A letter sent by Grassley Oct. 3 to CMS administrator Marilyn Tavenner urges the agency to make a policy change in the pending rule due out in November that updates payments to dialysis providers in the Prospective Payment System (the bundled rate). Last year, CMS agreed to raise the amount paid for home dialysis training by 50%, but made cuts elsewhere in the bundled rate. And dialysis providers and patient groups say it still isn’t enough to cover the cost of training, particularly for home hemodialysis.

“Can CMS adopt a reimbursement policy that covers the actual cost of HHD training that remains within the overall reduced ESRD budget as directed by Congress earlier this year? Such a solution would not require adding money to the ESRD budget and would ensure access and good outcomes for patients,” Grassley wrote in his letter to Tavenner.

Moving funds from within the ESRD program, however, to pay more for training will not benefit dialysis providers or patients, said Kidney Care Partners.

“We continue to believe that training rates should be more closely related to the actual cost of providing the service,” said KCP chair Edward Jones in an Aug. 29 letter to CMS commenting on the PPS proposed rule. “However, we were extremely disappointed with the decision last year to take dollars from the base rate that applies to all dialysis patients to increase payments for only a limited number of patients.
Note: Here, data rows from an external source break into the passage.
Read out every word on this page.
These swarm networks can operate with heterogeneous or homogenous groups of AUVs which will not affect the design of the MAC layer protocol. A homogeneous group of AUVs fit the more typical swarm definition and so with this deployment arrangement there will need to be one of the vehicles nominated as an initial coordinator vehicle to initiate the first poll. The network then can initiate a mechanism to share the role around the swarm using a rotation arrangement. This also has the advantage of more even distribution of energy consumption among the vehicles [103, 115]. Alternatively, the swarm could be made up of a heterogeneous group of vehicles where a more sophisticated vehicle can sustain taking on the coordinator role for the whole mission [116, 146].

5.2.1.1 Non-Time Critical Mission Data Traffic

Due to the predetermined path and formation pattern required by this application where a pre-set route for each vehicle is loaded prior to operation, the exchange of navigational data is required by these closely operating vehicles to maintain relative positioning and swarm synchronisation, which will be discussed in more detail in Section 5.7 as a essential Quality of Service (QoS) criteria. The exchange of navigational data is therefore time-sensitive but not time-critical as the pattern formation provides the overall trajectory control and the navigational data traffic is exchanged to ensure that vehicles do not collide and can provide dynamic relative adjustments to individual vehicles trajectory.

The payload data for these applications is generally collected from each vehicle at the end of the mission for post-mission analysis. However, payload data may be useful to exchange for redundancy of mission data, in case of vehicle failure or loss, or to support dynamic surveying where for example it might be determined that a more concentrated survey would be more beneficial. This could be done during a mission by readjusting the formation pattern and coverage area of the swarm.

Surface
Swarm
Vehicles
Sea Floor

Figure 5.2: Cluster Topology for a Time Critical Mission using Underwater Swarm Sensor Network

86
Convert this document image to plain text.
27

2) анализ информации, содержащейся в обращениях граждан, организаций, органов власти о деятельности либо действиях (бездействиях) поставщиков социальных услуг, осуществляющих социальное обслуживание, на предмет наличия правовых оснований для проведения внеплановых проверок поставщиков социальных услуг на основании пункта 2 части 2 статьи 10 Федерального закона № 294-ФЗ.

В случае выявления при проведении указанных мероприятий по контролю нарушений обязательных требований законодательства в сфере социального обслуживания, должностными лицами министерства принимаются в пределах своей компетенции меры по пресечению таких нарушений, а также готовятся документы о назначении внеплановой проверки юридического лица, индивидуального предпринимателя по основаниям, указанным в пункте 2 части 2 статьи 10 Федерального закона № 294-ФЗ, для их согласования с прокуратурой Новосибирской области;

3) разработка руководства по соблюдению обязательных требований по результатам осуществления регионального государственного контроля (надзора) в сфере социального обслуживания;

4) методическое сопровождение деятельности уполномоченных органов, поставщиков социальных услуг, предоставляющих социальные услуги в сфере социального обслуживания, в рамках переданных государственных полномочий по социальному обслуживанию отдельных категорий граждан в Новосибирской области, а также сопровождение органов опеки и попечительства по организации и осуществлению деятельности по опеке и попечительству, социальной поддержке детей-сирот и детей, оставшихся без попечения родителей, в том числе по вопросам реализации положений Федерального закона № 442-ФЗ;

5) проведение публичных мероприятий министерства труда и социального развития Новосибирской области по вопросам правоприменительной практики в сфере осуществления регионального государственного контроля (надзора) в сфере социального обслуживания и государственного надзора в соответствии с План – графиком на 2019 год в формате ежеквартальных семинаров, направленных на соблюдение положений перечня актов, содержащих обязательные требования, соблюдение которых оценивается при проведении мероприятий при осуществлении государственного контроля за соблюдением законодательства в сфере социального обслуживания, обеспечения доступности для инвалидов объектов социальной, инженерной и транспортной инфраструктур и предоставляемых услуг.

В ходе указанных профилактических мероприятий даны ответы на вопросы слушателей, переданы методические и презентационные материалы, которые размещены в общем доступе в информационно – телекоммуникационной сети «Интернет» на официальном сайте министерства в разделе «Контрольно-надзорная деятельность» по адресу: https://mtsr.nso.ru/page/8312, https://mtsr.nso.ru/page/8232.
While removing barriers to home dialysis is important, it cannot come at the expense of in-center patients.

“KCP does not support increasing the payment amount for the training add-on, unless CMS adds new money to the system. Any increases should not be made in a way that removes funds from the current bundled payment amount.”

CMS has acknowledged in the past that the $50.16 per-day reimbursement for training patients on home dialysis does not cover staffing costs. Grassley said the better outcomes from home dialysis would be worth the investment of higher training payments. “Home hemodialysis not only offers patients treatment flexibility, better clinical outcomes, and a better quality of life, but is also cost-effective,” Grassley said in his letter.